The blogger, Mississippi Fred Macdowell, picks up on three interesting points:
-- The author of the book knows of several female converts but no male ones.
-- He claims that the hair of female converts "is shorn"
-- The actual dip in the mikveh took place in Holland:
Formerly in Europe there was only one place where it was legal to convert to Judaism, or at least not particularly controversial, and that was Holland. Consequently, many gentiles wishing to convert went to Holland where they could legally convert. In addition, Jews who had converted to Christianity would go to Holland if they wanted to revert back to Judaism, Holland being the place they could do so safely. In the case of England, I don't think it was really illegal; certainly not by 1853; but traditionally the Jews in England would not convert gentiles, believing that they had agreed to this condition to Oliver Cromwell when he allowed Jews to be readmitted to England in the 17th century.

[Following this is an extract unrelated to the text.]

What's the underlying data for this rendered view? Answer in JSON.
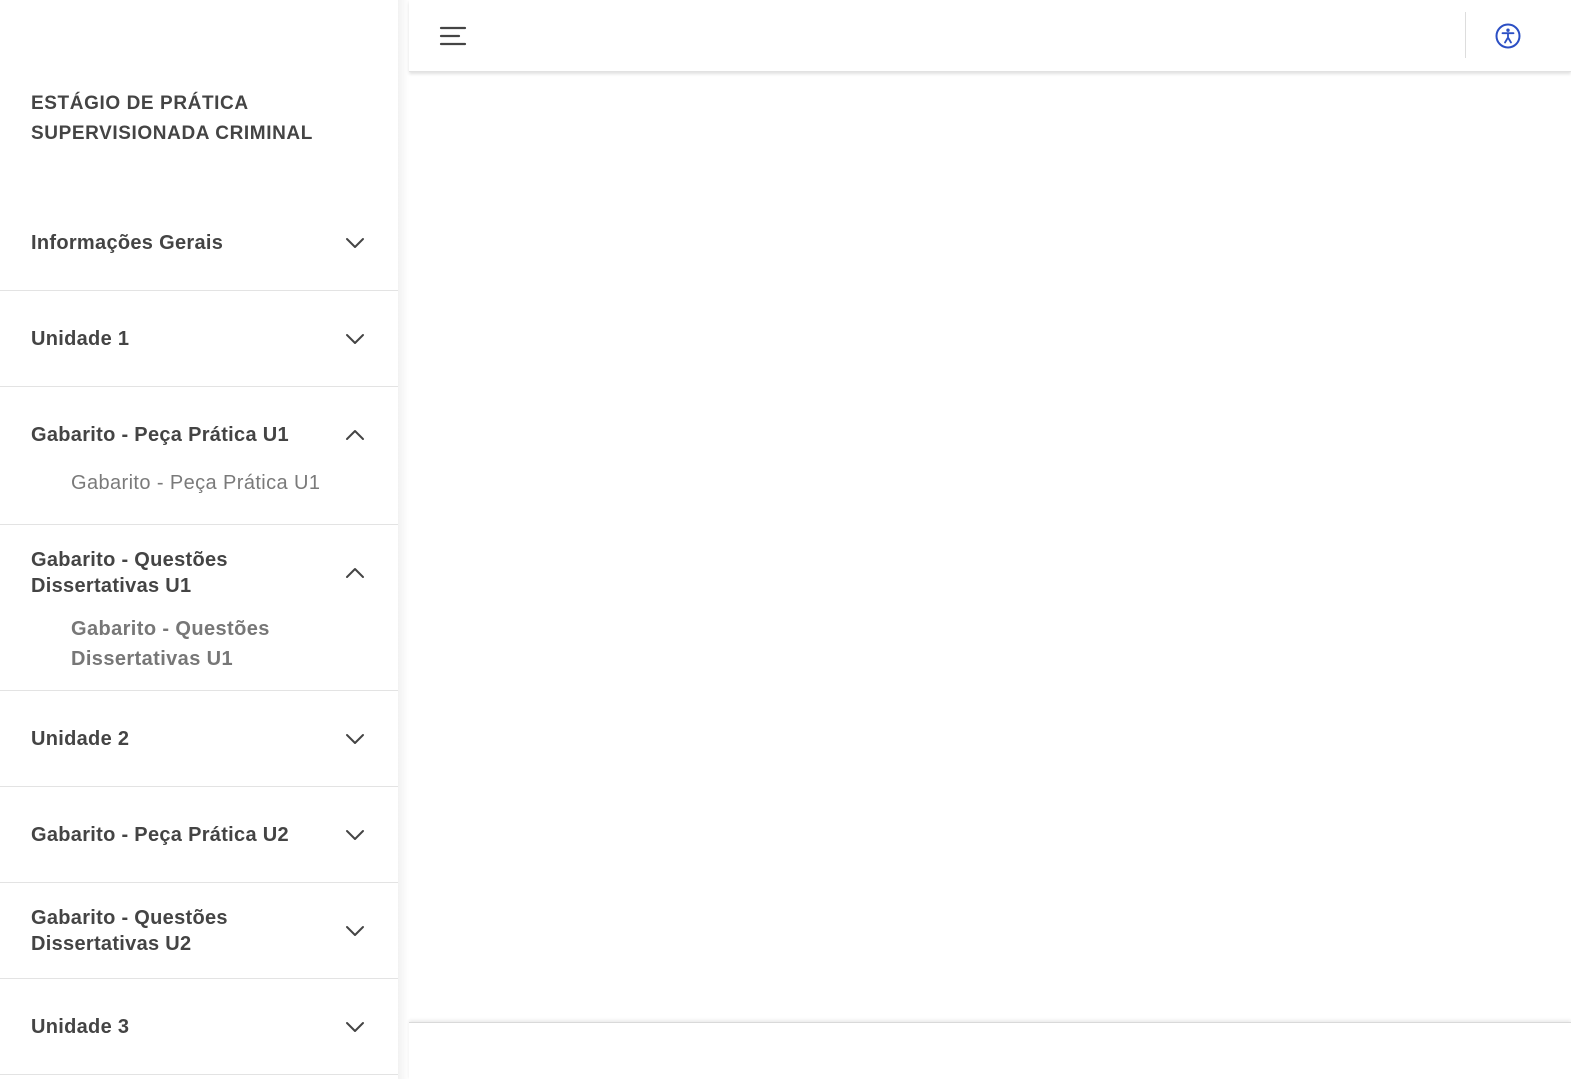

To these I would add a fourth and a fifth:
-- A prospective convert "has to make himself acquainted with the principal parts of the Jewish ritual". It is completely clear in what depth or how long this is expected to take, but in any case is only referred to in passing.
-- The female converts the author knows converted "generally upon being married to Jews", a motivation which is treated suspiciously today.
As Miss. Fred points out, this is not necessarily a reliable testimony (although the author of the book, Rev John Mills, does say that he relied on several Jewish sources, including the editor of the Jewish Chronicle!). But it does appear that many of the commitments we require from Orthodox converts today were not required then.